Ama ok yaydan çıkmıştı bir kez. Örneğin Erdoğan hemen olayın üstüne atlayarak Canan Kaftancıoğlu’ya karşı hop oturdu hop kalktı; büyük olasılıkla yandaşları gelmiş geçmiş suç delili (!) yağmuruna tuttu kendisini; o da onları Tayyipçeye çevirerek, her zamanki bayramlık ağzını açtı; ceza üstüne ceza, tazminat üstüne tazminat davalarıyla tehditler savurdu. Sanki CHP Genel Başkanı Kılıçdaroğlu değil de Kaftancıoğluydu!
Bu gelişmenin arkasından, Ümit Kocasakal “Mustafa Kemal’in Askeri” kimliğiyle CHP genel başkanlığına adaylığını açıkladı. Zamanlama, Kaftancıoğlu’ya karşı bir tepki gibiydi.

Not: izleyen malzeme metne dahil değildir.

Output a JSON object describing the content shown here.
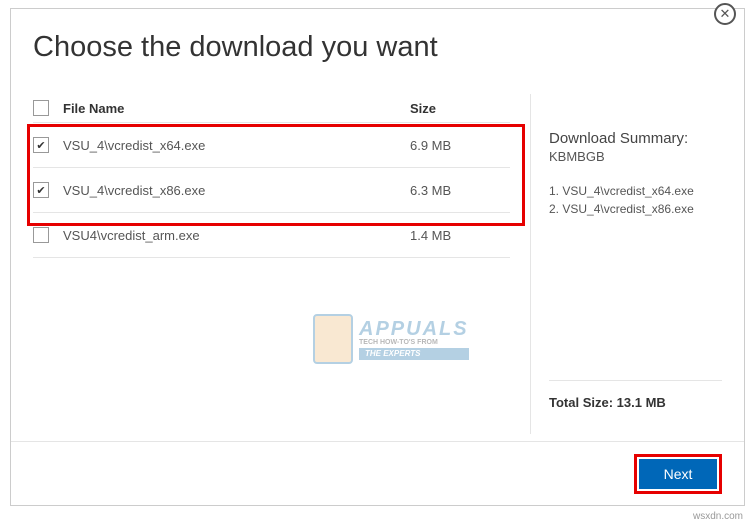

Onu Muharrem İnce izledi.
Yılmaz Özdil, 18 ocak 2018 günlü Sözcü’deki köşesinde, “Ümit” başlığı altında CHP örgütünü tepeden tırnağa eleştirerek Kocasakal’a desteğini vurguladı. Bir gün sonra da Uğur Dündar…

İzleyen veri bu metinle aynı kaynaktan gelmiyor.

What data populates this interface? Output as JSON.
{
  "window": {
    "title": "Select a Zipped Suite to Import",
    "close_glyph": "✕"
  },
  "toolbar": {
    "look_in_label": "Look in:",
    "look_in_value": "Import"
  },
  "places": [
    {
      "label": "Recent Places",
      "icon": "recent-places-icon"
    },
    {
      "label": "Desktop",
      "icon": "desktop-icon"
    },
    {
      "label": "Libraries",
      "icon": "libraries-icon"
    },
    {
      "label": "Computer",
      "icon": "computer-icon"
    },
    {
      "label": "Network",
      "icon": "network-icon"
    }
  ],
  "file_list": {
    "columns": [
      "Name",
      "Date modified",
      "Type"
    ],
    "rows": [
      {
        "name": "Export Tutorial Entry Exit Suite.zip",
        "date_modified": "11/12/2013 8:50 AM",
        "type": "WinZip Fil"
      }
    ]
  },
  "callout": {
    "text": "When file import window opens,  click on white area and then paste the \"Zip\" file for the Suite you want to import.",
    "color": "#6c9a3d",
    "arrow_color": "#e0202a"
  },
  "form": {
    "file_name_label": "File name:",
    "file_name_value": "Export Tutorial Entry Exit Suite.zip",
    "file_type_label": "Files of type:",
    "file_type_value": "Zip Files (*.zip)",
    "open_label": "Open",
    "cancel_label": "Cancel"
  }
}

Bursa il başkanlığına seçilen Hüseyin Akkuş ise, "Mustafa Kemal'in askerleriyiz" sözü "faşizan yapıya çağrı"dır diyerek, "Mustafa Kemal'in yoldaşlarıyız" çıkışıyla geri dönülmesi güç bir tutum sergiledi.
Uğur Dündar, son Halk Arenası’nı sunuşunda yine Kocasakal’a desteğini vurgularken, öteki konuşmacılardan Tuncay Özkan ile Murat Ergün karşısında yalnız kaldı: Onlar, Atatürk devrimleri bağlamında “asker” ya da “yoldaş” demenin çelişmediğini, tersini savunmanın CHP’yi bölebileceğini anlattılar.

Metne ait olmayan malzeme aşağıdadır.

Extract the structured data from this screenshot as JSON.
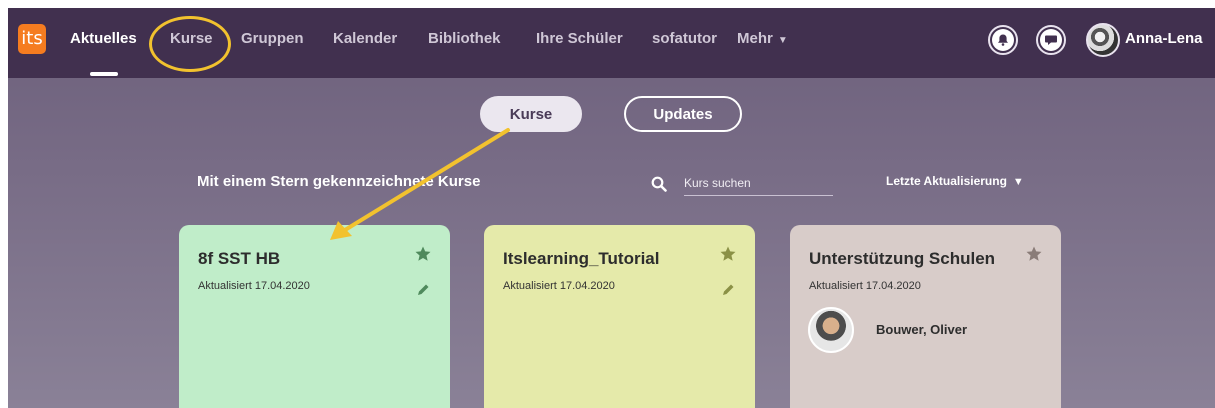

Bunun önü kesilmezse, CHP bir kez daha bölünmeyle karşı karşıyadır. 12 Eylül öncesi solcu gençler arasında ayrı görüşlerin değişik sloganlarla dile getirilmesi, silahlı çatışmalara varan bölünmelere yol açmıştı. Osmanlı İmparatorluğunun gerileme döneminden başlayarak, yayılımcı Bati dünyası ile içerideki sömürgen uzantılarının amacı hep bu olmuştur. Önce olduğu gibi şimdi de hedef, yalnızca bir parti değil, bütün bir Atatürk Cumhuriyeti’dir.
“Ne ezen, ne ezilen; insanca, hakça bir düzen”, “Toprak işleyenin, su kullananın”, “Bu düzen değişecek” gibi unutulmaz savsözler üretmek Bülent Ecevit’in işiydi. Çünkü o, önceden sergilediği kişiliği, düşünce ve etkinlikleriyle, toplumun ve Genel Başkanı İsmet İnönü’nün güvenini kazanmış, onun desteğiyle “ortanın solu” düşüncesini geliştirmiş ve yine onun ağzından kamuoyuna duyurulmasını sağlamıştı: Böylece ilk kez Türkiye sola açılıyordu!
Yükseliş dönemindeki Ecevit yalnızca bir partili değil, seçkin bir gazeteci, düşünür ve ozandı. 60’lı yıllarda İlhan Selçuk gibi, Çetin Altan gibi solun öncü aydınlarından biri olarak dillerde dolaşan bir halk kahramanıydı.
Bu donanımını siyasal etkinliklerine de yansıttı: 1961’de Kurucu Meclis’te Cumhuriyet Halk Partisi temsilciliği, parti genel sekreterliği, çalışma bakanlığı, devlet bakanlığı gibi görevlerde bulunurken özellikle çalışma yaşamına ve demokrasinin gelişmesine devrimsel katkılar sağladı…
Ecevit sloganlarının alt yapısında bu dönüştürücü etkinlikler vardır.